“When we formed we were very much ‘indier than thou. Very pretentious. We were very prescriptive to what being in a band should be. Authenticity has always been very important to us but now, our approach to releasing music, playing live shows - we’ve become the band we always should have been. So now I can be smug!” Gareth David Paisey has every right to be proud of where Los Campesinos! have landed in 2024. Now…the future is bright for a band of 7! How rare is that?
Episode 66: Los Campesinos! Make a break away from the cult
What happens when you are a cult band (indeed when Pitchfork refers to you as “the ultimate cult band”) and you make the most accessible, most ‘mainstream’ album of your career?
It’s a relevant question for many bands these days, because emerging from cult status to the mainstream (what’s left of it) is a very valid path to longevity and success. Look at Nick Cave for example. He’s done alright.
But I can’t think of a better example right now, than Los Campesinos!
With All Hell, they have made the kind of record that can win over new fans, which isn’t easy on your 7th album. If we whisper it quietly, they may have even made a classic album. Only time will tell, but for now the band is enjoying basking in a little bit of well deserved success, including an 8.5 on Pitchfork, hitting number 14 on the UK album chart and sold out UK venues - bigger ones than they have played before. Not quite a jump from cult status to daytime radio playlists, but nonetheless, progress. Los Campesinos! have just found a route to a larger audience.
“We’ve always looked for validation elsewhere, but to achieve the best reviews of our career and chart position [for All Hell] is very flattering and something we appreciate more now than at any other point in our career.”
It remains to be seen if the glut of year end ‘best albums of’ lists remember to include All Hell, if indeed they considered the record a suitable candidate.
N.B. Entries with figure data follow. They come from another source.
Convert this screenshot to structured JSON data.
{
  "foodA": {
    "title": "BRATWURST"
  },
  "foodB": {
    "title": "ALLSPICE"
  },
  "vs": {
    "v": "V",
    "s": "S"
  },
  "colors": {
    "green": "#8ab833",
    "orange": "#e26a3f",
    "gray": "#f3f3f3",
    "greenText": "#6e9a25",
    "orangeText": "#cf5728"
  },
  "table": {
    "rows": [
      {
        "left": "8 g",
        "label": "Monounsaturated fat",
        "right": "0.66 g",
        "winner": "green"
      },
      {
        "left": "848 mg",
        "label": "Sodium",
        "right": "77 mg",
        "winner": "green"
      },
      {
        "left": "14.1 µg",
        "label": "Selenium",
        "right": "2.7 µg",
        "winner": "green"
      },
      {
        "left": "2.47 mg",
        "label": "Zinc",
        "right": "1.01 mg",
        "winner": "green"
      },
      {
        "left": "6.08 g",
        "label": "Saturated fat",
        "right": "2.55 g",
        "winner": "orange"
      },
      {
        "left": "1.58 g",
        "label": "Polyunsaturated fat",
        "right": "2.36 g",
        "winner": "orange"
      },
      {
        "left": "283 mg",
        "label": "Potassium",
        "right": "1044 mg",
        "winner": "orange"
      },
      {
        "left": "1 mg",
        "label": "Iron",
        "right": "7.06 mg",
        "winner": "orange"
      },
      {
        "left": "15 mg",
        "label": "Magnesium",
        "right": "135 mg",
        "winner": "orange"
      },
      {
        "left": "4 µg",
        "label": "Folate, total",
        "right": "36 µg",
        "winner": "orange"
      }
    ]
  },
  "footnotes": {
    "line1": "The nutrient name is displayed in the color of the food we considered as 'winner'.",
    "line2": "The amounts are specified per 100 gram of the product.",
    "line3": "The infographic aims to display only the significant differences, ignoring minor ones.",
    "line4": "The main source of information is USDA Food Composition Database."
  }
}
Well, it’s on my list. What’s more, the vinyl package is lovely (apart from the 45 RPM but we’ll let that one go for now).
Here’s the thing. If you didn’t know anything about Los Campesinos but came across All Hell and played it through, it could have come straight out of the late 80s US indie scene - the one our very own Jules Gray curated on The American Import Record Rack. And yet Los Campesinos first came together in 2006 at Cardiff University. Gareth David Paisey’s lyrical themes may be universal but are steeped in the culture of merry old UK: from the pub to the church hall, to football, to the A470. Then again, his other recurring themes of sadness, self-doubt, death and existential angst are somewhat more globally relatable, even if we excel at such states of being on these shores.
“My lyric writing process is inadvisable and I would not recommend it to anyone. I only write when I know the wheels are turning and the process [of recording] is underway. I’ve never seen myself as an artist. I wish I could. I then try to get into the character of the songs and to write something uniquely us”.
That approach seems much more in keeping with a band of cult status, as is the way Los Campesinos! runs its operation i.e. very much as its own cottage industry. You are more likely to find Gareth and bandmates on the merch stand after gigs than some fancy aftershow shindig. But perhaps this is about to change. Would the band once again succumb to the lure of the music industry machine, record labels and what have you?
“The only thing a record label could offer us is money. But anyone who offered us lots of money would be bad business people. It wouldn’t be worth anyone's time. If you [as a band] have the time and the basic skill set to release your own records and manage yourself, it’s a worthwhile endeavour”.
This is the pragmatic voice of a cult indie band surviving and sustaining through the treacherous territory of the music industry circa 2024. And for all that, they go and make a record as good as All Hell.
Let’s hope the list-makers don’t forget it.